When "something bad happens" Rowan and his private equity peers have elected officials to work on billionaire bailouts and the Federal Reserve Bank to backstop their junk.
Before then they can play the system as financial cops have been pulled from the beat. My wise friend noted:
So Mr. Rowan said last week everything was fine, no worries, but it seems the private markets with his private view of his private problems gives him an edge to misdirect the crowds.Who would have figured? Wonder how many cheap CDS he purchased?
Will their PEUs survive the write downs as various sponsors pass bankrupt affiliates around like a bottle of Mezcal? Get the worm, get the company.
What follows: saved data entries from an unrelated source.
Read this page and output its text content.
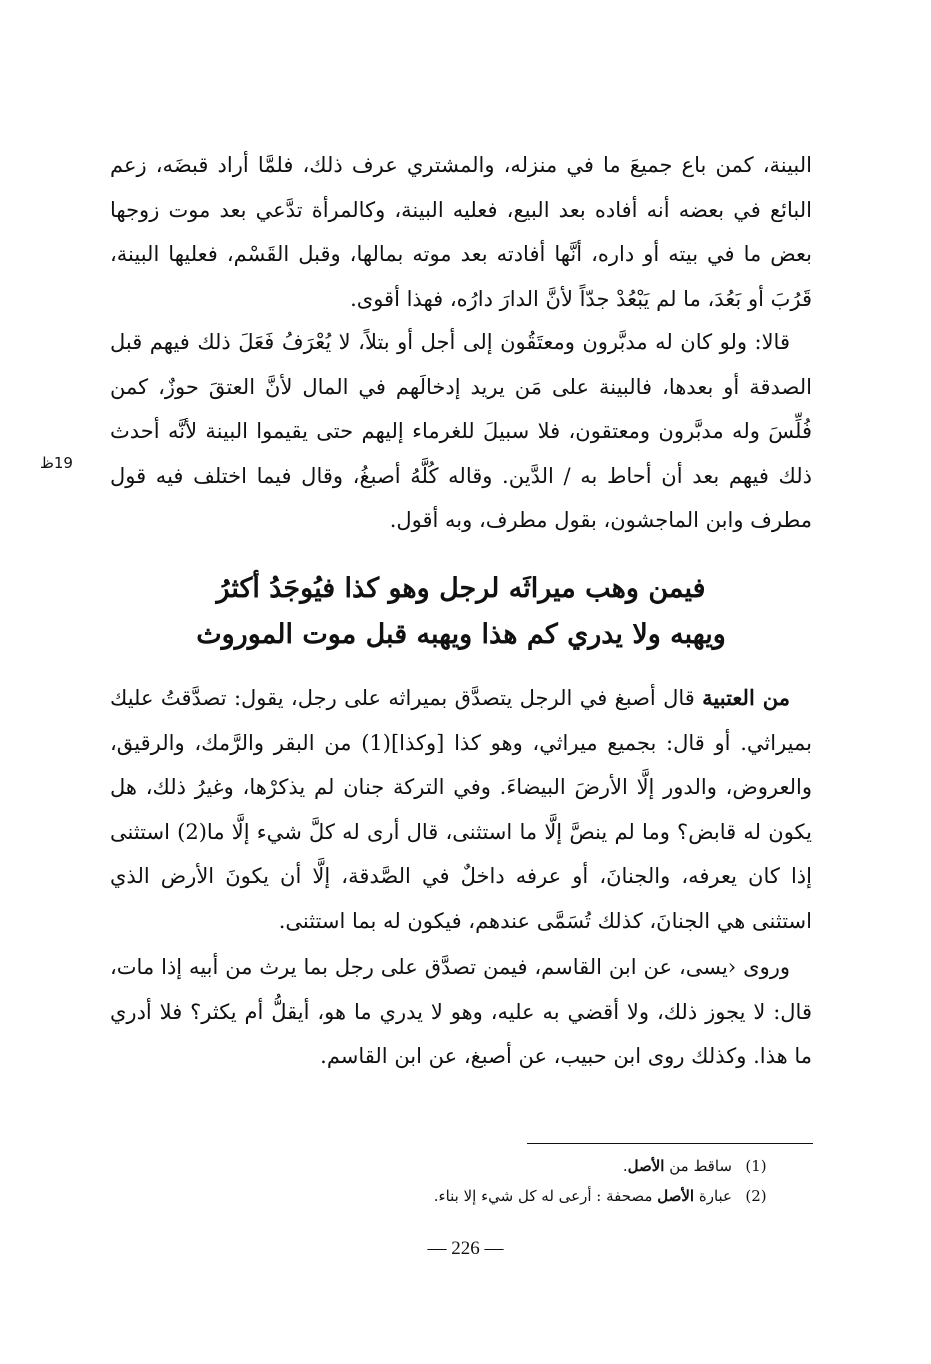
البينة، كمن باع جميعَ ما في منزله، والمشتري عرف ذلك، فلمَّا أراد قبضَه، زعم البائع في بعضه أنه أفاده بعد البيع، فعليه البينة، وكالمرأة تدَّعي بعد موت زوجها بعض ما في بيته أو داره، أنَّها أفادته بعد موته بمالها، وقبل القَسْم، فعليها البينة، قَرُبَ أو بَعُدَ، ما لم يَبْعُدْ جدّاً لأنَّ الدارَ دارُه، فهذا أقوى.

قالا: ولو كان له مدبَّرون ومعتَقُون إلى أجل أو بتلاً، لا يُعْرَفُ فَعَلَ ذلك فيهم قبل الصدقة أو بعدها، فالبينة على مَن يريد إدخالَهم في المال لأنَّ العتقَ حوزٌ، كمن فُلِّسَ وله مدبَّرون ومعتقون، فلا سبيلَ للغرماء إليهم حتى يقيموا البينة لأنَّه أحدث ذلك فيهم بعد أن أحاط به / الدَّين. وقاله كُلَّهُ أصبغُ، وقال فيما اختلف فيه قول مطرف وابن الماجشون، بقول مطرف، وبه أقول.

19ظ
فيمن وهب ميراثَه لرجل وهو كذا فيُوجَدُ أكثرُ
ويهبه ولا يدري كم هذا ويهبه قبل موت الموروث

من العتبية قال أصبغ في الرجل يتصدَّق بميراثه على رجل، يقول: تصدَّقتُ عليك بميراثي. أو قال: بجميع ميراثي، وهو كذا [وكذا](1) من البقر والرَّمك، والرقيق، والعروض، والدور إلَّا الأرضَ البيضاءَ. وفي التركة جنان لم يذكرْها، وغيرُ ذلك، هل يكون له قابض؟ وما لم ينصَّ إلَّا ما استثنى، قال أرى له كلَّ شيء إلَّا ما(2) استثنى إذا كان يعرفه، والجنانَ، أو عرفه داخلٌ في الصَّدقة، إلَّا أن يكونَ الأرض الذي استثنى هي الجنانَ، كذلك تُسَمَّى عندهم، فيكون له بما استثنى.

وروى ‹يسى، عن ابن القاسم، فيمن تصدَّق على رجل بما يرث من أبيه إذا مات، قال: لا يجوز ذلك، ولا أقضي به عليه، وهو لا يدري ما هو، أيقلُّ أم يكثر؟ فلا أدري ما هذا. وكذلك روى ابن حبيب، عن أصبغ، عن ابن القاسم.

(1)
ساقط من الأصل.
(2)
عبارة الأصل مصحفة : أرعى له كل شيء إلا بناء.
— 226 —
Surely, the PEU boys will not only survive but thrive in their secure estates to which they retreated. Batten down the super-yacht's hatches as well as those of the support yacht. Rough seas may be ahead.
Update 2-20-26: Institutional Risk Analyst reported:
Blue Owl Capital (OWL) shares tumbled this week after a decision to restrict withdrawals from one of its private credit funds raised fresh concern over the risks bubbling under the surface of the $1.8 trillion credit market. The OWL disaster took down the shares of other alternative asset managers.We think this is just the beginning of a major reset in private credit. Blue Owl shares closed 5.9% lower yesterday, while peers Ares Management (ARES), Apollo Global Management (APO), Blackstone (BX), KKR & Co (KKR) and TPG (TPG). also plunged. “Blue Owl’s decision highlights a key risk for retail investors drawn to private credit: such funds offer less liquidity than public markets, and firms can block their investors from cashing in,” reports Bloomberg.